There are currently around 800 franchise brands in the UAE, and that number is set to double in the next seven years. Franchisors are attracted by its business-friendly, tax-free environment and, with the seventh highest GDP per capita in the world, its affluent consumer base. Dubai is particularly alluring as a booming tourist destination with 13 million visitors last year and targeting 20 million by 2020.
It is also an ideal launch point to the rest of the region. Shake Shack opened its first international location in Dubai in 2011 and now has 24 outlets in the Middle East. Lululemon has already opened three stores in Dubai since September and plans to expand to several other Gulf countries.
“If you asked the average company that has already made some solid foundations what are their target markets, Dubai is there 90 percent of the time,” said Professor Roy Seaman, founder and managing director of UK-based consultancy firm Franchise Development Services .
Following the economic downturn of 2009, Dubai has steadily put mega-projects back on the table and the city is buzzing with construction again. Several major mall extensions and new retail developments have opened in the past year, and retailers have no choice but to keep up as the market shifts.
“It’s not like New York or London, where the areas are established…you have new areas coming up all the time,” Al Khayyat said. “You can’t take the risk of not being in new developments, because you’ll be out of the market.”
Consumers may stand to benefit the most, as market saturation has pushed retailers to offer discounts and other attractive deals. Normally sales are limited to January and June, when the Dubai Shopping Festival takes place, but lately stores have been offering discounts on a more regular basis.
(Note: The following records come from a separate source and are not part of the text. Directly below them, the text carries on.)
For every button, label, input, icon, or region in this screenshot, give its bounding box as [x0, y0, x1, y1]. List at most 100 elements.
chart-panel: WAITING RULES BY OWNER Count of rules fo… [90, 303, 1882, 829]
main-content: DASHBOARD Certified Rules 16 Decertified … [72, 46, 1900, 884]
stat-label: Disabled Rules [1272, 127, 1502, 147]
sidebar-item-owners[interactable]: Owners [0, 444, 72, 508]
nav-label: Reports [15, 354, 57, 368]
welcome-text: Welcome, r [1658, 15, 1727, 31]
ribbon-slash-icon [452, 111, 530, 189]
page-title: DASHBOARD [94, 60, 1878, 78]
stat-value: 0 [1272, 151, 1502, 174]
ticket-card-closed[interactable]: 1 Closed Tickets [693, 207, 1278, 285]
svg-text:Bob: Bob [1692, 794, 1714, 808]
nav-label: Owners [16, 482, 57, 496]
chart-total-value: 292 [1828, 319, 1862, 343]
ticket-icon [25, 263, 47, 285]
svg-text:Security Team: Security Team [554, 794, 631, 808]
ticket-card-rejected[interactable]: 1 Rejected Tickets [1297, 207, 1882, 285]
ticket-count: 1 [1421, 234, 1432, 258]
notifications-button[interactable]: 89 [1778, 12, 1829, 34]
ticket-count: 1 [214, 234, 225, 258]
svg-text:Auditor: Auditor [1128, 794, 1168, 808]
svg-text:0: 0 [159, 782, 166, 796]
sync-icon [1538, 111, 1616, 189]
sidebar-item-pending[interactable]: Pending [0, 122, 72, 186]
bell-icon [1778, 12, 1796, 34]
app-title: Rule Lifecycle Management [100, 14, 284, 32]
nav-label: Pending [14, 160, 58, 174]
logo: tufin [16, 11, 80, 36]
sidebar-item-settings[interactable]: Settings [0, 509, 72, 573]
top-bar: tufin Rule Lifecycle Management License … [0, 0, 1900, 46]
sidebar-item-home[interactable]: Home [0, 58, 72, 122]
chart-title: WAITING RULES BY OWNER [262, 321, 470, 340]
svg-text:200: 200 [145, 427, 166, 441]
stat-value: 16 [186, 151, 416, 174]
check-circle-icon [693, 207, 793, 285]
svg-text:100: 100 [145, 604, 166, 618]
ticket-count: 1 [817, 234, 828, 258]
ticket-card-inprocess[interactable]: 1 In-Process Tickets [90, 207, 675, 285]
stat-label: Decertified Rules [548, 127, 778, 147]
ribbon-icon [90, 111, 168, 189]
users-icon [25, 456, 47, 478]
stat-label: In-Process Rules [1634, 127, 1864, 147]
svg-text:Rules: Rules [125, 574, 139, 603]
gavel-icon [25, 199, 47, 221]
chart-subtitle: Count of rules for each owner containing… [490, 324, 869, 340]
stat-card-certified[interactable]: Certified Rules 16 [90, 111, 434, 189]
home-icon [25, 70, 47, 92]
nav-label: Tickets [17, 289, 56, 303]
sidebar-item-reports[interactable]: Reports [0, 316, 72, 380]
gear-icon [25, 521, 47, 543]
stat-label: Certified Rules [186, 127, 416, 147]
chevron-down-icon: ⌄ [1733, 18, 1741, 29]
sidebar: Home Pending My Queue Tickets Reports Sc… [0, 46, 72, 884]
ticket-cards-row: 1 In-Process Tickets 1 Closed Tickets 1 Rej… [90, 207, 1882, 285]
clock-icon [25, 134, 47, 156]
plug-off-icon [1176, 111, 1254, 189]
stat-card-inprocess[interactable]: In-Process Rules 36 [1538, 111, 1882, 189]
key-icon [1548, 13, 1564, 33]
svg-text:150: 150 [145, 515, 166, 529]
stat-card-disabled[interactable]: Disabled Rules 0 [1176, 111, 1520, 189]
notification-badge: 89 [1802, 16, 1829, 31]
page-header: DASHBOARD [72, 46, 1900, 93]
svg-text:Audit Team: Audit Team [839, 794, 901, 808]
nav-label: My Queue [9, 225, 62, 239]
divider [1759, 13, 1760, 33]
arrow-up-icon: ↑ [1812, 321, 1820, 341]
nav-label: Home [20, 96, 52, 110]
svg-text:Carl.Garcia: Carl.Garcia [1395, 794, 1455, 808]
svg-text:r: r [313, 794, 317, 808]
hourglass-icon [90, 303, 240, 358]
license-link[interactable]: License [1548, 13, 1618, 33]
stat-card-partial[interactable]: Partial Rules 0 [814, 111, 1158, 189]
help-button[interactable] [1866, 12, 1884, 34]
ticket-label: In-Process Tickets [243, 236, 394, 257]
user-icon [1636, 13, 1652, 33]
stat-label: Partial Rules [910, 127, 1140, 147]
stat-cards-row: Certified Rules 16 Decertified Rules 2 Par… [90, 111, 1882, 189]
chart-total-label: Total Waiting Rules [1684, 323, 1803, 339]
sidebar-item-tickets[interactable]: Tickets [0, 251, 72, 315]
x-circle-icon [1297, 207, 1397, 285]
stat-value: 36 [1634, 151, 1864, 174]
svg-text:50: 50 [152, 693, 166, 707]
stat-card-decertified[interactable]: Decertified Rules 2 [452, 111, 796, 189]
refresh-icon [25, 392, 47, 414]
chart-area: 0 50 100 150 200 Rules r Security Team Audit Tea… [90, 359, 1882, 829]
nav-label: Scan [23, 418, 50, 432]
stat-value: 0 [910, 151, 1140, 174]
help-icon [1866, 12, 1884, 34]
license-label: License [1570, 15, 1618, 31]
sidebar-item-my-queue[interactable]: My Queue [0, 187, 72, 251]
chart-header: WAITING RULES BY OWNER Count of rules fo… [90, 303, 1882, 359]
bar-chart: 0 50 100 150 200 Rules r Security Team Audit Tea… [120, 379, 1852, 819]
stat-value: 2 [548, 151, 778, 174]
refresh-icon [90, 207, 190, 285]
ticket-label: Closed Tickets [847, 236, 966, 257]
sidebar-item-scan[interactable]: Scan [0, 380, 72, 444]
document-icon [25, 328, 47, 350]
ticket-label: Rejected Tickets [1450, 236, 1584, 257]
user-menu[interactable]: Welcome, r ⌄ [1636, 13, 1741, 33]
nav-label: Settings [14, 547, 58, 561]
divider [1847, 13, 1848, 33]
New shopping malls will likely continue to attract retailers, while older locations will suffer. The Mall of Arabia, billed as one of the world’s largest malls with more than 1,000 stores, does not have a completion date set, but it already has a “retail space request form” on its website.
The brands that will survive are the ones that can afford the high-footfall locations, manage their expenses smartly, and offer high-quality products at good value, says David Macadam, CEO of the Middle East Council of Shopping Centres.
“For years this market was considered an emerging market and in an emerging market all [retailers] had to do really is open your doors and the sales would flow,” Macadam said. “Now that it’s becoming a more mature market, [retailers] have to do a little better than just opening the doors.”